Any employee who is summoned to a disciplinary hearing or grievance meeting by their employer is entitled to bring a companion to the meeting. This right stems from statute and is echoed in the ACAS Code of Practice. The companion may be either a work colleague or trade union official.
The ACAS Code expressly states that to exercise the right to be accompanied, the employee must make a “reasonable request”. Examples of possible unreasonable requests include employees from remote geographical areas where a more local companion is available, or a companion who might prejudice the meeting itself.
The legislation which creates the right to bring a companion says nothing about reasonableness – the right is absolute so long as the person is either a work colleague or trade union official. Given the inconsistency between the ACAS Code and the legislation, which one should trump the other?

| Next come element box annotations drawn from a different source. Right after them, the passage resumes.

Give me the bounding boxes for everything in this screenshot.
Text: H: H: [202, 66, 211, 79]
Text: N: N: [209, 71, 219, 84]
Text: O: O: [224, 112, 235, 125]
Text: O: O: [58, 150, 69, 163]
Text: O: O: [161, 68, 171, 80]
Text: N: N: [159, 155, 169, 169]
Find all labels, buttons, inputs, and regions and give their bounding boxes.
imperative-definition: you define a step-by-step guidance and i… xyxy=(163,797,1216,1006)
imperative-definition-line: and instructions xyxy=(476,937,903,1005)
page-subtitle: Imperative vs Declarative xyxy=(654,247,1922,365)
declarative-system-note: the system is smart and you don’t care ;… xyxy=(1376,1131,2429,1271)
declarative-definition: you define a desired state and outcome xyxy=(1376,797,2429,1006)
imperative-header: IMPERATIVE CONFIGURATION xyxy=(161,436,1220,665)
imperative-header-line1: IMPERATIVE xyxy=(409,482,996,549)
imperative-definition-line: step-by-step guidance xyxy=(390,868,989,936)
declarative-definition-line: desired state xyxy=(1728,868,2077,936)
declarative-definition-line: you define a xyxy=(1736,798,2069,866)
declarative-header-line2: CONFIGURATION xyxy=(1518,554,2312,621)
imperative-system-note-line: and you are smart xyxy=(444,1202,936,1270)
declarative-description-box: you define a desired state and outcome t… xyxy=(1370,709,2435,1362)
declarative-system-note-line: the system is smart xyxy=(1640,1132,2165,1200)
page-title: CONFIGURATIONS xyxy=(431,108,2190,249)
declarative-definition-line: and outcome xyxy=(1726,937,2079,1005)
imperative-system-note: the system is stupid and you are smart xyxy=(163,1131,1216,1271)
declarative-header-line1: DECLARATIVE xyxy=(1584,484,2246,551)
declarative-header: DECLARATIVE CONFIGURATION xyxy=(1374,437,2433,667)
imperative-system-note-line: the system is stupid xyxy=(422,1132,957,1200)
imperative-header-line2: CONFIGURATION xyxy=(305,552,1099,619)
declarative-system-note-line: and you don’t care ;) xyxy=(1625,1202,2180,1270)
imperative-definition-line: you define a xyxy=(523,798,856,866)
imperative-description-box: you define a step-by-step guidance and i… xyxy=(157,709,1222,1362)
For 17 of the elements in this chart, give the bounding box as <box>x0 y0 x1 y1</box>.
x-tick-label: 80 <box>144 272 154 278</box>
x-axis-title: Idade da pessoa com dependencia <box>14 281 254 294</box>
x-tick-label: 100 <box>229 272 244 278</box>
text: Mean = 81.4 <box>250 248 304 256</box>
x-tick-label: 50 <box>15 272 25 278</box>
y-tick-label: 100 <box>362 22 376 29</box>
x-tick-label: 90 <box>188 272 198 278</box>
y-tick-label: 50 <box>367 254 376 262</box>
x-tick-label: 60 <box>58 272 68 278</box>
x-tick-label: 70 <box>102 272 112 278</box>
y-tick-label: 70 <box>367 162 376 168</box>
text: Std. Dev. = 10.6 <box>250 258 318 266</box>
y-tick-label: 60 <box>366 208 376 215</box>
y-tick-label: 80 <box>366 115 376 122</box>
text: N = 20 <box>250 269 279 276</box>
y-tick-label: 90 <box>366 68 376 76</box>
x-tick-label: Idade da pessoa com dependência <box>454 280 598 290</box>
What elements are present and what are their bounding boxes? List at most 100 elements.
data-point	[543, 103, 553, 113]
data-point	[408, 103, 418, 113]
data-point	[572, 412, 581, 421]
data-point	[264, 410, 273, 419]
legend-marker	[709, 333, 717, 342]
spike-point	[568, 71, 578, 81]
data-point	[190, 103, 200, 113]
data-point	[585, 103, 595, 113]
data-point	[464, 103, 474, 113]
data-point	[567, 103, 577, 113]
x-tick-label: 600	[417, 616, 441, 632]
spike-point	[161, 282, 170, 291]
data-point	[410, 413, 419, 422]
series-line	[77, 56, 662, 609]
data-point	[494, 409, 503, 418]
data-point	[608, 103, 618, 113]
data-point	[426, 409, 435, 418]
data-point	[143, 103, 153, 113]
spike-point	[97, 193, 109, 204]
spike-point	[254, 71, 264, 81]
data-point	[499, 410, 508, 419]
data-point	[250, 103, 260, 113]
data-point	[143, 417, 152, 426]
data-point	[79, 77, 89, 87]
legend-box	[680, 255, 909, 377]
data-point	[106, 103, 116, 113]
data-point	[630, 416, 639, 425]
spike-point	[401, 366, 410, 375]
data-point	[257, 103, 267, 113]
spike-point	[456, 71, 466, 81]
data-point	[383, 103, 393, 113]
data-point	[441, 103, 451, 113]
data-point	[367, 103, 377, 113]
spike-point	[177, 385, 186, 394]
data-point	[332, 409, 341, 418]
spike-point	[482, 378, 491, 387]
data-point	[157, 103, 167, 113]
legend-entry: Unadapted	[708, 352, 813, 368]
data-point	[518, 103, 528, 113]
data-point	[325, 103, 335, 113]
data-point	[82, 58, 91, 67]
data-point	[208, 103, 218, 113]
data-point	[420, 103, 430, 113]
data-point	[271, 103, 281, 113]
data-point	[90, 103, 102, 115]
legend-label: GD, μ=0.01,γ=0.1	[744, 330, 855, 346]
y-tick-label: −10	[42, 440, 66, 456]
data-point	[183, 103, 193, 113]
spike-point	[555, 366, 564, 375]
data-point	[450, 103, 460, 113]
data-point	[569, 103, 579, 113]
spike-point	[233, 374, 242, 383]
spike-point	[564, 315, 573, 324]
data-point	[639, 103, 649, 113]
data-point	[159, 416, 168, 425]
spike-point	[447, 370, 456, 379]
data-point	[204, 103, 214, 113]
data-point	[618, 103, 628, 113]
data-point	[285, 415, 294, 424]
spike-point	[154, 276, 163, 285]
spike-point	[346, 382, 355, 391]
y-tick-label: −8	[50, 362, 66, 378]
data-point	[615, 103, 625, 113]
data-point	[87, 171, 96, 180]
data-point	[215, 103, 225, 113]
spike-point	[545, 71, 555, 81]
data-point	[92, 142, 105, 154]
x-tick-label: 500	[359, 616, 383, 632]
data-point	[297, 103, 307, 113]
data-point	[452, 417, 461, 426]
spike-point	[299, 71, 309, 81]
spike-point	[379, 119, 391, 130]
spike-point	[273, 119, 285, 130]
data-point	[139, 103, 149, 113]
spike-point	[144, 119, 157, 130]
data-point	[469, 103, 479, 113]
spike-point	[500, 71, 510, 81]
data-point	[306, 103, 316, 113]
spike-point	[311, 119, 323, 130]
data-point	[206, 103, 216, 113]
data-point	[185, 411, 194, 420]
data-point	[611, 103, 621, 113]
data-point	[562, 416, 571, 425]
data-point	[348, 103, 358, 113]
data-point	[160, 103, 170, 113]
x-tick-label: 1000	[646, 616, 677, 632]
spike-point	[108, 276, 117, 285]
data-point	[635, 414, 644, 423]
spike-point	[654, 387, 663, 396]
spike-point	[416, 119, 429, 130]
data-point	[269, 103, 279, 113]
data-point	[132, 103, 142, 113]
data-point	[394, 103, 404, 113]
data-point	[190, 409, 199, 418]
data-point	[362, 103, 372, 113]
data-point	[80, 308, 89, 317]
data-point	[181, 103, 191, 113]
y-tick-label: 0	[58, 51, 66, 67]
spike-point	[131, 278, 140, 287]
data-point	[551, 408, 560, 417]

Guidance was offered by the EAT in Toal and another v GB Oils Ltd where it was held that the employer acted unlawfully in insisting that the employee brought a different companion from the employee’s chosen companion. The right to bring a companion is absolute and cannot be fettered by the ACAS Code’s reference to reasonableness.
An employer who breaches the obligation to allow a companion can face an employment tribunal claim. The tribunal has discretion to award compensation capped at two weeks’ pay (which is also subject to the cap of £464 per week). It was suggested that Toal should be awarded £2!
Perhaps not high value claims however employers should be aware that employees have free reign to select who they wish as a companion so long as they are within the goalposts of being work colleague or trade union official. A failure by the employer to play by the rules could potentially impact on the fairness of the dismissal.
An amended version of the ACAS Code, to reflect the outcome of Toal, was placed before Parliament last week.